Another data breach strikes retail sector
August 18, 2014

The retail sector has not been performing as well as many consumers and regulators would hope when it comes to IT security and access management in the past few years. Several of the largest, most devastating breaches to have ever impacted the public or private sectors have been directly linked to the service and retail industries, especially in the past year when Target, Neiman Marcus and countless others have fell in rapid succession. 

In many ways, it has become clear that this industry and many others have simply not taken the proper approach to proper identity and access management, as evidenced by the hundreds of millions of combined victims that have surfaced in so short of a time period. Experts continue to assert that the real issue is contained within the relative lack of forward-thinking among decision-makers in these firms, as so many still rely upon antiquated password and credential systems. 

Rather than continuing to invest in some form of security controls that have proven time and time again to be completely ineffective and dangerous, retailers and others that handle financial data must begin to embrace the next-generation of information and system access management. For example, dynamic authentication tools that streamline access from the user's perspective and are much harder to crack by hackers are likely the best options available on the market today. 

Super breach
Supervalu recently announced that it has been victimized by a breach, and that more than 100 stores within its brand might have been impacted by the security failure. For a little background, Supervalu is one of the most sizable grocery stores in the United States, as it has more than 3,300 stores across the nation under several different brands. Additionally, the firm conducts a notably high number of transactions a year, with roughly $17 billion in annual sales.

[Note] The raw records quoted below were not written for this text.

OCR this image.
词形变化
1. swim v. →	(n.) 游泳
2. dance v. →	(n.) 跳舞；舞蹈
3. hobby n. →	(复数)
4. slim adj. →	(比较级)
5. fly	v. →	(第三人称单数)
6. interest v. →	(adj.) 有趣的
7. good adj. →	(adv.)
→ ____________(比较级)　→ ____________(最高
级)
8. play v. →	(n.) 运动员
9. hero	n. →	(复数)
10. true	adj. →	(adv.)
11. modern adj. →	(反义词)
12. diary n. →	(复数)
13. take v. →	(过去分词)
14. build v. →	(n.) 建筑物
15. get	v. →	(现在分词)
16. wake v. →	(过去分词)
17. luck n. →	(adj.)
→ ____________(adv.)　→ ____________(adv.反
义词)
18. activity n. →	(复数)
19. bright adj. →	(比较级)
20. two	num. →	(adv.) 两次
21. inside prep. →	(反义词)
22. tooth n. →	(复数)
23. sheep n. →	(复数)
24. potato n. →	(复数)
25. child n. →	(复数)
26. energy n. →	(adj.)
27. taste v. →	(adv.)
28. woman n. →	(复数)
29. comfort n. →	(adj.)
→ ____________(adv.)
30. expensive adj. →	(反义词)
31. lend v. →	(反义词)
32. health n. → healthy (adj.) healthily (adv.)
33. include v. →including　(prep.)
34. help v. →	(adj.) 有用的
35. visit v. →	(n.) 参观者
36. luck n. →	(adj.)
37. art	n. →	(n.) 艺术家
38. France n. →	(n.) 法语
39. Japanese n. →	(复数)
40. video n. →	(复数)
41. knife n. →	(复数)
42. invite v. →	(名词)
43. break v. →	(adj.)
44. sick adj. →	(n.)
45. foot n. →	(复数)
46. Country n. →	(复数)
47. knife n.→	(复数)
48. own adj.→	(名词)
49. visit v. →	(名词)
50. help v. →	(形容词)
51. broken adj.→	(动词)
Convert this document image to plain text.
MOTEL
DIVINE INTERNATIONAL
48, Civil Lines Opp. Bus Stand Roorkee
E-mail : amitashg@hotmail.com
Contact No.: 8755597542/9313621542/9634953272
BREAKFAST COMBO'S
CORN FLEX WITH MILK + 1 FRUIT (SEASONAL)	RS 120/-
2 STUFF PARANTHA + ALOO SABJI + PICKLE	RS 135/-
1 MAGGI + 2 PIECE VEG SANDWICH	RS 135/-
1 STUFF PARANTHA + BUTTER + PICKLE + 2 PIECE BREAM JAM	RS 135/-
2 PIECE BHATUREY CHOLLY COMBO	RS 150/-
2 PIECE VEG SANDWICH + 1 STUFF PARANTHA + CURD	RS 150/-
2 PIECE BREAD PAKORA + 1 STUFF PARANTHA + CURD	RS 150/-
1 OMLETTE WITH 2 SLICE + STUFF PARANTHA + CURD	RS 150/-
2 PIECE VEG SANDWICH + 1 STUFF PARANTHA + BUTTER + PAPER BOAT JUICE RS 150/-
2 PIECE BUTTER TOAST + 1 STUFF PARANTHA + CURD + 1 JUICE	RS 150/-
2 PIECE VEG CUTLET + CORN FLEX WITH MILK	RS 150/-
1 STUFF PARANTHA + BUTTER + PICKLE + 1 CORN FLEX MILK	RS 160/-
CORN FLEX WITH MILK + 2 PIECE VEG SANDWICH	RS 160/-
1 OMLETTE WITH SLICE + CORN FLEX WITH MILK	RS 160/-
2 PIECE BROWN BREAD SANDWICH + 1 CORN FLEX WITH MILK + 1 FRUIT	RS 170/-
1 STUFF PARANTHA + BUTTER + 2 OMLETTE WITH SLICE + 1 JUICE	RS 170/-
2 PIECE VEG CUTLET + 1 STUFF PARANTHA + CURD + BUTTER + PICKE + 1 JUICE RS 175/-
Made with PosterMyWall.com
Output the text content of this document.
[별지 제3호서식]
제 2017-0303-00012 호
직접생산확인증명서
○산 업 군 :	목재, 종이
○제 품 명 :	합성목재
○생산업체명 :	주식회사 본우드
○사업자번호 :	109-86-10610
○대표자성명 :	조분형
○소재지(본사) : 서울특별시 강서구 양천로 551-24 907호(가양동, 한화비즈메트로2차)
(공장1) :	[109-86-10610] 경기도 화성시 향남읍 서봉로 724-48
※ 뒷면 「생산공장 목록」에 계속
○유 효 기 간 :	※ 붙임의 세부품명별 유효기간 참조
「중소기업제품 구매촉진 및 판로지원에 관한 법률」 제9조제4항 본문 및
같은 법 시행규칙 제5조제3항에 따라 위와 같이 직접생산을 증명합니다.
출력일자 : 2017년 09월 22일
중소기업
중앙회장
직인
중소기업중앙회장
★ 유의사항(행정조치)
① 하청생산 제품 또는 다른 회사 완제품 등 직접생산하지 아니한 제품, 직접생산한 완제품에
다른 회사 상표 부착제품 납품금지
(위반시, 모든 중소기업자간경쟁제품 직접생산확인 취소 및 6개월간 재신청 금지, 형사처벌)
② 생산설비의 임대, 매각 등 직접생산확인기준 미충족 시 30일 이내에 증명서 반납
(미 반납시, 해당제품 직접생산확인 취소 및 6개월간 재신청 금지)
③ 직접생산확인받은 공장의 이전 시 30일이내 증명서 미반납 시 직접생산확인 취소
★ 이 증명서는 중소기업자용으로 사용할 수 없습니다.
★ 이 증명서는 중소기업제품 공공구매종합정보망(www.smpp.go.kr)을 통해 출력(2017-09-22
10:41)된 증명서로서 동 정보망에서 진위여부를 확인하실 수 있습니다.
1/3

According to officials from Supervalu, the breach is believed to have taken place between June 22 and July 17, at least so far, and 180 are expected to have been victimized by the attack. As a note, the retailer has only discovered the attack to have taken place at grocery and stand-alone liquor store locations, while security experts and professional investigators have already started to dig deeper into the event. 

"The safety of our customers' personal information is a top priority for us," Supervalu President and Chief Executive Officer Sam Duncan affirmed in a public statement. "The intrusion was identified by our internal team, it was quickly contained, and we have had no evidence of any misuse of any customer data. I regret any inconvenience that this may cause our customers but want to assure them that it is safe to shop in our stores."

Right now, it does appear that Supervalu is narrowing down the potential sources of the event and how it spread, but more research will need to be done to land on a final explanation. 

What needs to be done?
Although it is not yet clear what caused the breach, the past few major incidents to affect the retail sector have been traced back to poor credential management either within the directly impacted firm or a third-party service provider. For example, the Target breach was linked back to the loss of credentials at a vendor of HVAC services, showing just how quickly a small vulnerability can erupt into a massive data loss event. 

Retailers, as well as organizations in virtually every other industry, must consider alternative approaches to data and network security, such as dynamic multi-factor authentication solutions.